Hangi fikirde olursa olsun, ister Amerikan karşıtı, ister pür liberal. Konuşsanız dolarizasyonun ne kadar kötü olduğunu anlatır, ama gider yine dolar alır. Veya aldığı dolarları satmaz. O yüzden Türkiye'nin yumuşak karnı dolardır. Halkım ekonominin nasıl gittiğini kendince dolara bakarak belirler. Bir ölçüdür onun için.
Gerçekte dolar, hele Türk ekonomisi için bir ölçü değildir. Spekülatif ataklar, yalan yanlış haberler, derecelendirme kuruluşlarının eksik "derecelendirmeleri" ekonominin bütününden bağımsız olarak doları yükseltir. Buna bir de uluslararası gelişmeleri ekleyin bakın ne oluyor?
Topluma doların neden yükseldiğini anlatmak çok zor olur. Dinler, dinler yine gidip bildiğini yapar. Geçenlerde bir müteahhit dostumla çay içerken, "En çok neden şikayet ediyorsun" diye sordum. Verdiği cevap şaşırtıcıydı: "Ev sattığım herkes, ama istinasız herkes aynı şeyi söylüyor" dedi. "Senden ev alacağıma dolar alsaydım, şimdi çok kâr etmiştim."

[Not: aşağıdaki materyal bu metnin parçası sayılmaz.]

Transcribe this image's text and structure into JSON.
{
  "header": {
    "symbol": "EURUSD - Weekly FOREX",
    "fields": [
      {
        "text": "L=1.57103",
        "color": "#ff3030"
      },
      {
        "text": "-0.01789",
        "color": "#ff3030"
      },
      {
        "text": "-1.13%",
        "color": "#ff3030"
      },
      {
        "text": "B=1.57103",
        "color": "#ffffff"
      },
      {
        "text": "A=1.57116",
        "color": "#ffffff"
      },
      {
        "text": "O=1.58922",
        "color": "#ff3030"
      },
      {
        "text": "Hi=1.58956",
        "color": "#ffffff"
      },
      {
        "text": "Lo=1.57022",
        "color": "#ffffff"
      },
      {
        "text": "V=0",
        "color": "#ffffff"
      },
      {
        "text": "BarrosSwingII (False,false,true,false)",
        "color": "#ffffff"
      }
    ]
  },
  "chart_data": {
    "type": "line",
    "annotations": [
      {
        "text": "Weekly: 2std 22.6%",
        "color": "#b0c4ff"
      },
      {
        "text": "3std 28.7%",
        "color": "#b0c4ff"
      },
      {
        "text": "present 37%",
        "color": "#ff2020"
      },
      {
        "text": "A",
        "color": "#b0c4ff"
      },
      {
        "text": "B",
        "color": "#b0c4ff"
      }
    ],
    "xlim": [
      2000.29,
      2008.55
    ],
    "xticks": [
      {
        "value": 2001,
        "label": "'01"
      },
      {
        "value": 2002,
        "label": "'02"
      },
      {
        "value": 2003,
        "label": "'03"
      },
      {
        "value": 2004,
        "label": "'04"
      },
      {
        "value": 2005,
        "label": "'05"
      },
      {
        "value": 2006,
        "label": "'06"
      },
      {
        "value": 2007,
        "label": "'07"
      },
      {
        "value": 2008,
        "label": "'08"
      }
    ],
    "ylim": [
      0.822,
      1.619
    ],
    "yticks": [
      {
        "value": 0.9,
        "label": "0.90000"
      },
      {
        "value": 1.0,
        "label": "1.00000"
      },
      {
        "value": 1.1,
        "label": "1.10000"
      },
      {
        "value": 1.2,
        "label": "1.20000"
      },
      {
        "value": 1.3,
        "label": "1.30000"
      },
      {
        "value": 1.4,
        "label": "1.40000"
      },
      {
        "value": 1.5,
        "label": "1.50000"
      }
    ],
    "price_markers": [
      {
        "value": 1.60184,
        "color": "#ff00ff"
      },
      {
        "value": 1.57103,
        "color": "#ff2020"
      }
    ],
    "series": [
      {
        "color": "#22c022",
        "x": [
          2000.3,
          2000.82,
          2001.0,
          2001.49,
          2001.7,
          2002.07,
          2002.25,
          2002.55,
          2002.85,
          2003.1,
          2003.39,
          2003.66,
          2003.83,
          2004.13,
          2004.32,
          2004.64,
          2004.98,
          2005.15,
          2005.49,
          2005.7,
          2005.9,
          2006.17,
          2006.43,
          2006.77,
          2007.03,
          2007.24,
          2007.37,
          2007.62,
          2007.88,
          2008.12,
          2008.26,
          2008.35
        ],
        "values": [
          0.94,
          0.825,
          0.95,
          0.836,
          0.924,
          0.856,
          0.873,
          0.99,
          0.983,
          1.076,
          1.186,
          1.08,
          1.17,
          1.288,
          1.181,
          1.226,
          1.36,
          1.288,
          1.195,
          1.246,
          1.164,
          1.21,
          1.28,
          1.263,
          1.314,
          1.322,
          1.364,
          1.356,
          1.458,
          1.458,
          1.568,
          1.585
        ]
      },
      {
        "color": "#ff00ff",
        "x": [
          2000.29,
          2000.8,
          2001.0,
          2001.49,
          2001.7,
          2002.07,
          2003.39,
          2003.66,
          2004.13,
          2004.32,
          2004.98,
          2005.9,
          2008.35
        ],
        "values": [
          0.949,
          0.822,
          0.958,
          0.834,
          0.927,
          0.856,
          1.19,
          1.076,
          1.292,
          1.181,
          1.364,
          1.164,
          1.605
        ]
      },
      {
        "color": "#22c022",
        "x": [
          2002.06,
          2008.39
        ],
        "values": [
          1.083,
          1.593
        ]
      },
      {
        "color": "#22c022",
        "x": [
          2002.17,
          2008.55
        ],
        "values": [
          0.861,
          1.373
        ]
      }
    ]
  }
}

Aslında anlaşılan bir ev alacak kadar parası olan insanlar bile geçmişe bakıp, kendilerine kızıyorlar her halde, dolara yatırmak yerine ev aldıkları için. İnsanoğlunun algısı seçici. Bütünü unutup arada sınır hareketleri ve atakları hatırlıyor. Elinde yıllarca dolar tutup zarar edilen zamanlar siliniyor anlaşılan.
Peki bu durum böyle diye ne yapmalıyız? Oturup kabul mu etmeliyiz? Geleceğimizi ipotek altına alan bu yanlış anlayışı değiştirmemeli miyiz?
Öncelikle doların bir yatırım aracı olarak görülmesinin önüne geçmek gerekir diye düşünüyorum. Ev almayıp, dolar almayı düşünen insanlara tek tek anlatmalıyız. Tabii, yatırım yapmayıp dolar içinde boğulanlara da.
Geçenlerde tüm parasını dolara yatırdığını söyleyen birinden duydum: "Dolar geldiği yeri unutmaz" diye. Kendince haklıydı. Evet belki unutmaz ama çok çok uzun bir zaman aynı adrese bir daha gitmeyebilir.